Passing through the silent cobbled streets of Farringdon you turn the corner to find a cosy fairy-lit pub on one side and a wine bar on the other. The best surprise of all was stumbling upon Bourne & Hollingsworth with the huge painted front and enormous swaying Union Jack, confirmation that we had indeed been heading in the right direction.
In honour of new executive chef, Adam Gray, and his new winter menu, a press dinner was held at a huge marble-topped table in the greenhouse area. Part jungle, part luxurious garden nursery, the greenhouse was the perfect area for a big dinner and absolutely where I’d request a table next time I visit (bottomless brunch, anyone?). It’s worth noting that it didn’t have that warm, stale smell of enclosed ferns, ivy and palms associated with the word ‘greenhouse’.

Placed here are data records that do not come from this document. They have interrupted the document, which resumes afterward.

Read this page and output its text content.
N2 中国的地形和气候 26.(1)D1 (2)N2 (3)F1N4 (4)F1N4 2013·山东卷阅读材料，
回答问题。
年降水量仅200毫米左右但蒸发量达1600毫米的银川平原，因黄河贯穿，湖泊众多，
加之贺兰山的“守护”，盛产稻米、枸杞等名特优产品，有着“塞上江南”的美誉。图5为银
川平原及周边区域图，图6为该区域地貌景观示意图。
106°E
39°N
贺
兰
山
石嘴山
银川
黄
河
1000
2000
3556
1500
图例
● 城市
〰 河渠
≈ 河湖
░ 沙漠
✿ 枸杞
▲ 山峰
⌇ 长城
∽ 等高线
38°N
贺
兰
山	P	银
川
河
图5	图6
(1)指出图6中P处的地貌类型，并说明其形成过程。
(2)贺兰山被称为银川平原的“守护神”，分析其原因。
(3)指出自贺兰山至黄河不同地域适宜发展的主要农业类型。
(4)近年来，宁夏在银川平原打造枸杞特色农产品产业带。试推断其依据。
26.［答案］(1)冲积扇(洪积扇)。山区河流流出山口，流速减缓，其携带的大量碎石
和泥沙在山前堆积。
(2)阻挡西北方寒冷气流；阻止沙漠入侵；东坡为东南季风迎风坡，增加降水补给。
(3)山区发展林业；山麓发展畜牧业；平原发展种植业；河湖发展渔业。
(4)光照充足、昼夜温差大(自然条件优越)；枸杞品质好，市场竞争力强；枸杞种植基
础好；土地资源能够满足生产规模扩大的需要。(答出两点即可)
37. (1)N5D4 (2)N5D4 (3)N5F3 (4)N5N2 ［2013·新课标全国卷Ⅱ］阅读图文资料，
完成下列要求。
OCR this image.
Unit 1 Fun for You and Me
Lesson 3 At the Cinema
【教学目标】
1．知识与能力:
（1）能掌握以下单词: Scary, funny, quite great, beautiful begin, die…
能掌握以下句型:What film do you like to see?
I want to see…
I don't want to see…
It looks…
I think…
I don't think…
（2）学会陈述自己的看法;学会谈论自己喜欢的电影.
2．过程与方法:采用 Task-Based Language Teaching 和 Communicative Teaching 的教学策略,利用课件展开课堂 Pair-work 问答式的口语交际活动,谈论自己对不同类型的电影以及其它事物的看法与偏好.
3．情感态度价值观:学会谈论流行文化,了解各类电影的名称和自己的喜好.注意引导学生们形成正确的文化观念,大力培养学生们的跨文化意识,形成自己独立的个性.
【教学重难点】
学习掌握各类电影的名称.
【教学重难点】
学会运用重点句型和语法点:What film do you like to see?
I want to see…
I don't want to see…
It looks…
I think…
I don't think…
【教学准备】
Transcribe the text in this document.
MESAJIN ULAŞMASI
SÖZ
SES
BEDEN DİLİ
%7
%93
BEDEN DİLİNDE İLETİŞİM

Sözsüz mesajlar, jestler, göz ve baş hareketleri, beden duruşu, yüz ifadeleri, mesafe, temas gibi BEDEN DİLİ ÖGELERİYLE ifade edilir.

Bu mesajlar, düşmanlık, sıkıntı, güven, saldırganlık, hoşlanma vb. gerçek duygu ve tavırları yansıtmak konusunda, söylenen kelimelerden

Gray has worked at Le Manoir aux Quat’Saisons, Skylon and Rhodes Twenty Four, which received a Michelin star and three AA rosettes during his time there. A cold poached salmon and fennel starter was delicately presented with a (strong) Quincy Collins and allowed plenty of room for my main. Cornish Plaice with rhubarb, chard and parsley sauce was paired – coincidentally – with my favourite white; Plo de l’Isabelle Picpoul de Pinet. The fish was well cooked but I found the rhubarb a bit tough and the swiss chard a bit overpowering. Food envy/observational research leads me to recommend the wild mushroom tartlet starter and braised ox cheek main – I heard nothing but good things. The highlight of my meal was the pudding. Saving the best till last I was really quite smug when everyone complained of being too full for something sweet. A childhood favourite of mine, the warm vanilla rice pudding wasn’t too stodgy and, topped with a scoop of yogurt sorbet and a sprinkling of crumbled crunchy oats, was a civilised take on nostalgia.
The bustly Wednesday evening I was there hosted groups of friends piled on sofas, and couples dining contentedly in alcoves near the greenhouse. For a little more privacy and a larger group I loved the private dining room; dark blue walls and wooden shutters closing it off from the bar area. My design envy continued when I went downstairs. I’m one of those weird people who judges a place by it’s loos. What’s the point in a beautifully designed restaurant if it stops beyond the immediate four walls? A full size bathtub acted as the sink with luxurious rolled hand towels which, in case you had any doubts this far confirmed, yep, this really is very nice.
The food was good, cocktails were better, but it was the actual venue – wonderful staff and gorgeous design – which was the highlight for me, and why I’ll be returning for brunch very soon.